The local unit firmed to R6,42 against the US dollar on Thursday from a previous close of R6,56. Against the euro and the British pound, the rand strengthened to R7,94 and R11,57 respectively from R7,99 and R11,76 in the previous week.

Bond prices rose further, with yields on the longer dated R153 2010 and the R194 2008 falling to 8,64% and 8,29% respectively from 8,65% and 8,35%. Local markets were closed on Friday for a public holiday.

Money market rates continued to decline, except for the yield on the 12-month NCD, which was unchanged at 7,70%. The yields on the 3-, 6- and 9-month NCDs declined to 7,45%, 7,60% and 7,70% respectively on Thursday from 7,70%, 7,65% and 7,75% a week ago. The 3-month jibar eased to 7,25% from 7,32%.

A decline in resource-based stocks, due to some recovery in the rand, limited gains in the overall equity market, with the FTSE/JSE all-share index closing relatively unchanged at 11515,1 on Thursday from the previous week’s close of 11513,3.

The resources index was down by 1,1% or 126,1points to close at 11234,8 from 11360,9. The financial and industrial indices showed gains of 1,0% and 0,6% respectively, closing at 11088,8 and 9618,7 on Thursday from the previous week’s close of 10979,0 and 9559,3. The gold index gained 2,5% or 49,1points to 2041,7 from 1992,6.

Growth in capital investment eased marginally from 14,5% in the first quarter to 10,5% in the second quarter but remained broad based. Capital spending by public corporations increased further in the second quarter, while capital formation by the private sector slowed to 5,5% in the second quarter from 9,5% in the first quarter.

Spending by general government remained at low levels in the first half of the year.

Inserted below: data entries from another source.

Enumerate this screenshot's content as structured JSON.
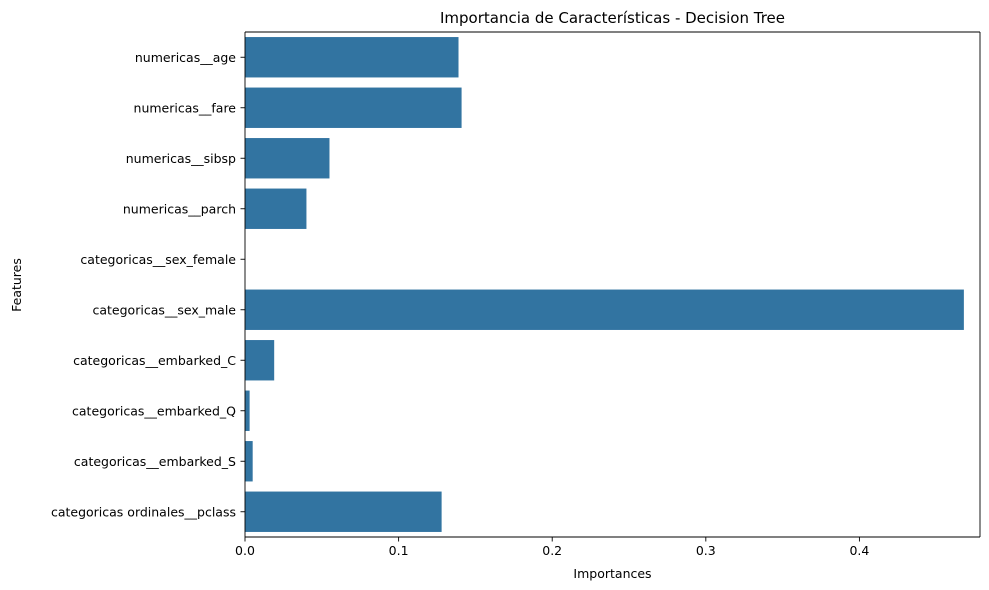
{
  "chart_data": {
    "type": "bar",
    "orientation": "horizontal",
    "title": "Importancia de Características - Decision Tree",
    "xlabel": "Importances",
    "ylabel": "Features",
    "categories": [
      "numericas__age",
      "numericas__fare",
      "numericas__sibsp",
      "numericas__parch",
      "categoricas__sex_female",
      "categoricas__sex_male",
      "categoricas__embarked_C",
      "categoricas__embarked_Q",
      "categoricas__embarked_S",
      "categoricas ordinales__pclass"
    ],
    "values": [
      0.139,
      0.141,
      0.055,
      0.04,
      0.0,
      0.468,
      0.019,
      0.003,
      0.005,
      0.128
    ],
    "xlim": [
      0,
      0.4785
    ],
    "xticks": [
      0,
      0.1,
      0.2,
      0.3,
      0.4
    ],
    "xtick_labels": [
      "0.0",
      "0.1",
      "0.2",
      "0.3",
      "0.4"
    ],
    "bar_color": "#3274a1",
    "grid": false,
    "legend": "none"
  }
}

South African Airways continued with its fleet renewal programme, while infrastructure maintenance in the communication sector provided a further boost to capital formation.

Key economic releases due this week include consumer inflation for August on Wednesday.

Producer inflation, trade data as well as money supply and private credit extension figures for August will all be out on Thursday.

The Economic Unit forecasts that headline consumer inflation eased to 1,0% % y-o-y (0,0% m-o-m) from 1,6% y-o-y in July, while CPIX is expected to have eased to 3,8 % y-o-y (0,0% m-o-m) from 4,2% y-o-y in July. This is slightly lower than the consensus expectation of 3,9% for CPIX inflation.

These numbers will benefit from the 24c/litre drop in the petrol price during August. Producer inflation is expected to have risen to 1,3% y-o-y (0,1% m-o-m) in August from 0,7% y-o-y in July.

M3 money supply growth is forecast to have increased to 12,8% y-o-y from 11,3% in July, while growth in bank credit extension, excluding the volatile investments and bills discounted categories, is expected to have risen to 10,45% y-o-y (1,1% m-o-m) from 9,45% in July.

The volatile trade account is expected to show a surplus of R800million from a deficit of R500million in July.